The fierce weekend nor'easter that pounded Long Island may be history, but that doesn't mean we're out of the woods yet.
The National Weather Service has issued a coastal flood advisory - in effect from 10 a.m. to 2 p.m. Monday, then again from 7 p.m. Monday until 2 a.m. Tuesday - due to "increased tidal piling" and tides that, in many places, will be at least 2 feet above normal, officials said.
"A combination of strong northeast flow and a persistent strong southeasterly swell will result in increasing tidal piling along the coasts," the weather service said in the advisory.
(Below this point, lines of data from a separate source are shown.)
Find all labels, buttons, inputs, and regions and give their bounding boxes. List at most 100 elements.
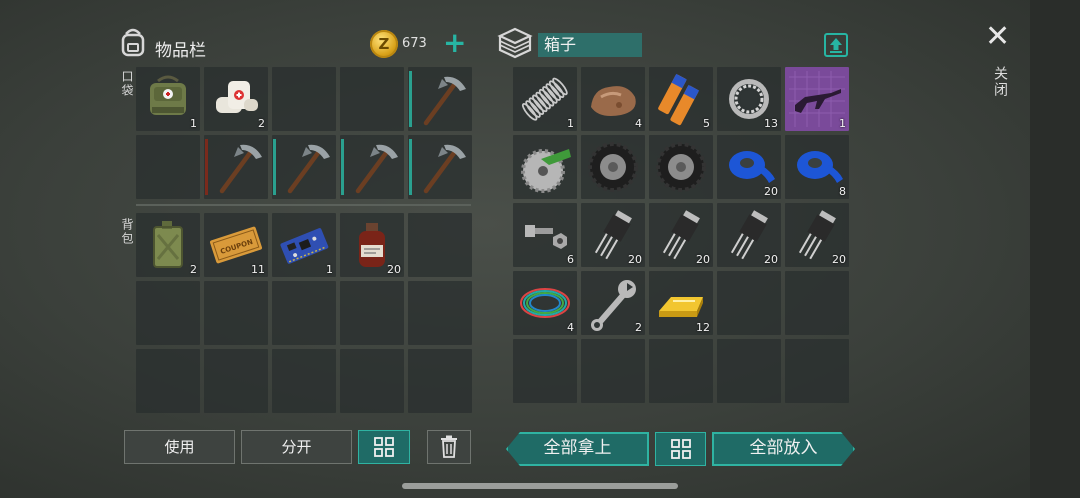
box-slot[interactable]: [513, 339, 577, 403]
box-slot[interactable]: [649, 339, 713, 403]
backpack-slot[interactable]: [408, 213, 472, 277]
item-quantity: 11: [251, 263, 265, 276]
backpack-grid: 2 COUPON 11 1 20: [136, 213, 472, 413]
item-quantity: 5: [703, 117, 710, 130]
box-grid-sort-button[interactable]: [655, 432, 706, 466]
item-quantity: 1: [839, 117, 846, 130]
box-slot[interactable]: 20: [717, 203, 781, 267]
pocket-slot[interactable]: [272, 67, 336, 131]
backpack-slot[interactable]: [340, 281, 404, 345]
divider: [136, 204, 471, 206]
box-slot[interactable]: 4: [581, 67, 645, 131]
home-indicator[interactable]: [402, 483, 678, 489]
item-quantity: 20: [832, 253, 846, 266]
backpack-slot[interactable]: [408, 281, 472, 345]
trash-icon: [441, 435, 457, 458]
grid-sort-button[interactable]: [358, 430, 410, 464]
box-slot[interactable]: 1: [513, 67, 577, 131]
backpack-slot[interactable]: [272, 281, 336, 345]
box-slot[interactable]: [717, 271, 781, 335]
box-slot[interactable]: [513, 135, 577, 199]
coin-count: 673: [402, 36, 427, 51]
pocket-slot[interactable]: 1: [136, 67, 200, 131]
backpack-slot[interactable]: [204, 281, 268, 345]
box-slot[interactable]: 2: [581, 271, 645, 335]
split-button[interactable]: 分开: [241, 430, 352, 464]
item-quantity: 20: [628, 253, 642, 266]
item-quantity: 2: [190, 263, 197, 276]
backpack-slot[interactable]: [136, 349, 200, 413]
box-slot[interactable]: 4: [513, 271, 577, 335]
box-slot[interactable]: 20: [581, 203, 645, 267]
backpack-slot[interactable]: [272, 349, 336, 413]
box-slot[interactable]: 20: [649, 203, 713, 267]
pocket-slot[interactable]: 2: [204, 67, 268, 131]
box-slot[interactable]: [785, 339, 849, 403]
backpack-slot[interactable]: [136, 281, 200, 345]
close-label: 关闭: [992, 66, 1008, 98]
box-slot[interactable]: 13: [717, 67, 781, 131]
item-quantity: 4: [635, 117, 642, 130]
pocket-label: 口袋: [120, 70, 134, 98]
grid-icon: [671, 439, 691, 459]
close-button[interactable]: ✕: [985, 22, 1010, 52]
backpack-slot[interactable]: 2: [136, 213, 200, 277]
item-quantity: 8: [839, 185, 846, 198]
pocket-slot[interactable]: [340, 135, 404, 199]
box-slot[interactable]: 5: [649, 67, 713, 131]
take-all-label: 全部拿上: [543, 438, 612, 458]
item-quantity: 1: [567, 117, 574, 130]
item-quantity: 4: [567, 321, 574, 334]
backpack-slot[interactable]: 1: [272, 213, 336, 277]
trash-button[interactable]: [427, 430, 471, 464]
box-slot[interactable]: [649, 135, 713, 199]
backpack-label: 背包: [120, 218, 134, 246]
box-slot[interactable]: [581, 135, 645, 199]
upload-icon[interactable]: [824, 33, 848, 57]
box-slot[interactable]: 6: [513, 203, 577, 267]
take-all-button[interactable]: 全部拿上: [506, 432, 649, 466]
backpack-slot[interactable]: 20: [340, 213, 404, 277]
box-slot[interactable]: 20: [717, 135, 781, 199]
box-slot[interactable]: 1: [785, 67, 849, 131]
grid-icon: [374, 437, 394, 457]
item-quantity: 20: [387, 263, 401, 276]
box-slot[interactable]: 20: [785, 203, 849, 267]
pocket-slot[interactable]: [204, 135, 268, 199]
pocket-slot[interactable]: [136, 135, 200, 199]
put-all-button[interactable]: 全部放入: [712, 432, 855, 466]
box-grid: 1 4 5 13 1 20 8 6 20 20 20 20 4 2 12: [513, 67, 849, 403]
put-all-label: 全部放入: [749, 438, 818, 458]
item-quantity: 13: [764, 117, 778, 130]
box-slot[interactable]: 12: [649, 271, 713, 335]
item-quantity: 20: [696, 253, 710, 266]
pocket-grid: 12: [136, 67, 472, 199]
box-slot[interactable]: [785, 271, 849, 335]
coin-icon: Z: [370, 30, 398, 58]
item-quantity: 20: [764, 253, 778, 266]
pocket-slot[interactable]: [272, 135, 336, 199]
box-slot[interactable]: [717, 339, 781, 403]
item-quantity: 20: [764, 185, 778, 198]
box-slot[interactable]: 8: [785, 135, 849, 199]
use-button[interactable]: 使用: [124, 430, 235, 464]
pocket-slot[interactable]: [408, 135, 472, 199]
item-quantity: 2: [258, 117, 265, 130]
item-quantity: 2: [635, 321, 642, 334]
item-quantity: 1: [326, 263, 333, 276]
backpack-icon: [117, 26, 149, 62]
add-coins-button[interactable]: +: [443, 28, 466, 58]
item-quantity: 6: [567, 253, 574, 266]
item-quantity: 12: [696, 321, 710, 334]
pocket-slot[interactable]: [340, 67, 404, 131]
backpack-slot[interactable]: [408, 349, 472, 413]
box-icon: [497, 26, 533, 64]
box-slot[interactable]: [581, 339, 645, 403]
box-grid-viewport[interactable]: 1 4 5 13 1 20 8 6 20 20 20 20 4 2 12: [513, 67, 849, 412]
backpack-slot[interactable]: [204, 349, 268, 413]
item-quantity: 1: [190, 117, 197, 130]
backpack-slot[interactable]: COUPON 11: [204, 213, 268, 277]
pocket-slot[interactable]: [408, 67, 472, 131]
box-name-field[interactable]: 箱子: [538, 33, 642, 57]
backpack-slot[interactable]: [340, 349, 404, 413]
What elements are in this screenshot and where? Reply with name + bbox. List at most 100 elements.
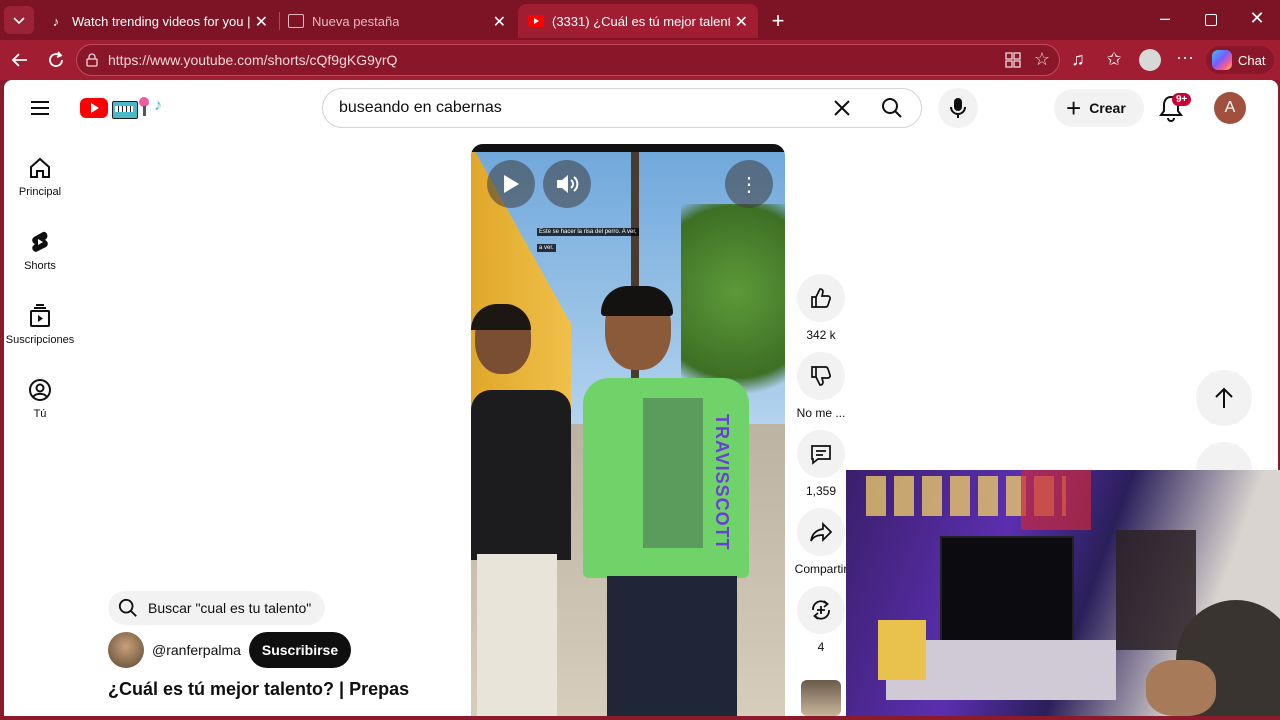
favorites-icon[interactable]: ✩ xyxy=(1102,49,1126,70)
volume-button[interactable] xyxy=(543,160,591,208)
notifications-button[interactable]: 9+ xyxy=(1158,93,1192,124)
doodle-music-icon: ♪ xyxy=(112,97,170,119)
search-icon xyxy=(882,98,902,118)
close-tab-icon[interactable]: ✕ xyxy=(735,12,748,32)
sidebar-item-label: Tú xyxy=(33,408,47,420)
like-count: 342 k xyxy=(806,328,836,342)
more-vert-icon: ⋮ xyxy=(739,173,759,196)
search-button[interactable] xyxy=(863,89,921,127)
dislike-button[interactable] xyxy=(797,352,845,400)
tab-youtube[interactable]: (3331) ¿Cuál es tú mejor talento? | ✕ xyxy=(518,4,758,38)
search-text[interactable]: buseando en cabernas xyxy=(339,99,502,117)
suggestion-text: Buscar "cual es tu talento" xyxy=(148,600,312,616)
sidebar-item-label: Principal xyxy=(18,186,62,198)
copilot-chat-button[interactable]: Chat xyxy=(1206,46,1274,74)
comments-button[interactable] xyxy=(797,430,845,478)
back-icon[interactable] xyxy=(10,50,30,75)
shirt-text: TRAVISSCOTT xyxy=(712,414,732,551)
tab-title: Nueva pestaña xyxy=(312,13,400,29)
youtube-play-logo-icon xyxy=(80,98,108,118)
remix-button[interactable] xyxy=(797,586,845,634)
voice-search-button[interactable] xyxy=(938,88,978,128)
apps-icon[interactable] xyxy=(1005,52,1021,73)
shorts-icon xyxy=(32,231,48,252)
new-tab-button[interactable]: + xyxy=(766,8,790,34)
search-icon xyxy=(118,598,137,617)
url-text[interactable]: https://www.youtube.com/shorts/cQf9gKG9y… xyxy=(108,52,397,68)
video-more-button[interactable]: ⋮ xyxy=(725,160,773,208)
copilot-icon xyxy=(1212,50,1232,70)
tab-tiktok[interactable]: ♪ Watch trending videos for you | Til ✕ xyxy=(42,4,278,38)
comment-icon xyxy=(811,445,831,465)
channel-thumbnail[interactable] xyxy=(801,680,841,716)
favorite-star-icon[interactable]: ☆ xyxy=(1031,49,1053,70)
minimize-icon[interactable]: – xyxy=(1155,8,1175,29)
shorts-video-player[interactable]: TRAVISSCOTT Este se hacer la risa del pe… xyxy=(471,144,785,716)
share-button[interactable] xyxy=(797,508,845,556)
close-tab-icon[interactable]: ✕ xyxy=(493,12,506,32)
new-tab-page-icon xyxy=(288,14,304,28)
sidebar-item-home[interactable]: Principal xyxy=(4,156,76,198)
restore-icon[interactable] xyxy=(1205,14,1217,26)
more-icon[interactable]: ··· xyxy=(1174,47,1196,68)
channel-avatar[interactable] xyxy=(108,632,144,668)
sidebar-item-subscriptions[interactable]: Suscripciones xyxy=(4,304,76,346)
person-right: TRAVISSCOTT xyxy=(583,286,763,716)
caption-line: a ver. xyxy=(537,244,556,252)
channel-handle[interactable]: @ranferpalma xyxy=(152,642,241,658)
webcam-overlay xyxy=(846,470,1280,716)
media-icon[interactable]: ♫ xyxy=(1067,49,1089,70)
avatar-letter: A xyxy=(1224,99,1236,116)
thumbs-up-icon xyxy=(811,288,831,308)
video-title[interactable]: ¿Cuál es tú mejor talento? | Prepas xyxy=(108,679,409,700)
arrow-up-icon xyxy=(1215,387,1233,408)
close-window-icon[interactable]: ✕ xyxy=(1247,8,1267,29)
sidebar-item-shorts[interactable]: Shorts xyxy=(4,230,76,272)
streamer-hand xyxy=(1146,660,1216,716)
tiktok-icon: ♪ xyxy=(52,13,60,29)
home-icon xyxy=(30,157,50,178)
previous-short-button[interactable] xyxy=(1196,370,1252,426)
youtube-favicon-icon xyxy=(528,15,544,27)
like-button[interactable] xyxy=(797,274,845,322)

Forecasters predict steady winds of from 20 to 22 mph in the area Monday with rainfall of a quarter-inch. Overcast skies and light rains are likely into Tuesday before skies clear Tuesday night and sunshine returns Wednesday.
And current conditions continued to make life difficult for Long Islanders on Monday.
While anticipated major morning rush-hour delays on the Long Island Rail Road were averted when emergency crews were able to pump water out of a flooded westbound East River tunnel, Long Island roads remained slick and treacherous, with flooding in some areas. There were significant delays reported at LaGuardia Airport, with smaller delays expected throughout the day at other area airports.
The Long Island Power Authority reported more than 66,000 power outages at 9 a.m. Monday - including more than 3,500 customers still without power in Oceanside; more than 3,000 without power in Island Park and Copiague; more than 2,000 without power in Baldwin, Massapequa, Rockaway Beach, Far Rockaway and West Babylon; and more than 1,000 without power in Atlantic Beach, Bay Shore, Bellmore, East Massapequa, Lindenhurst, Merrick, Seaford, South Valley Stream, Valley Stream, Wantagh, West Islip and Woodmere.
A LIPA spokeswoman said more than 1,500 emergency workers were out in the field trying to restore power.
It was unclear Monday how current weather conditions would affect the ability of those workers to restore outages, and if the wet, soggy ground and gusting winds would lead to additional downed trees, utility poles and wires, or if the crews would be able to make decent progress despite ongoing challenging conditions.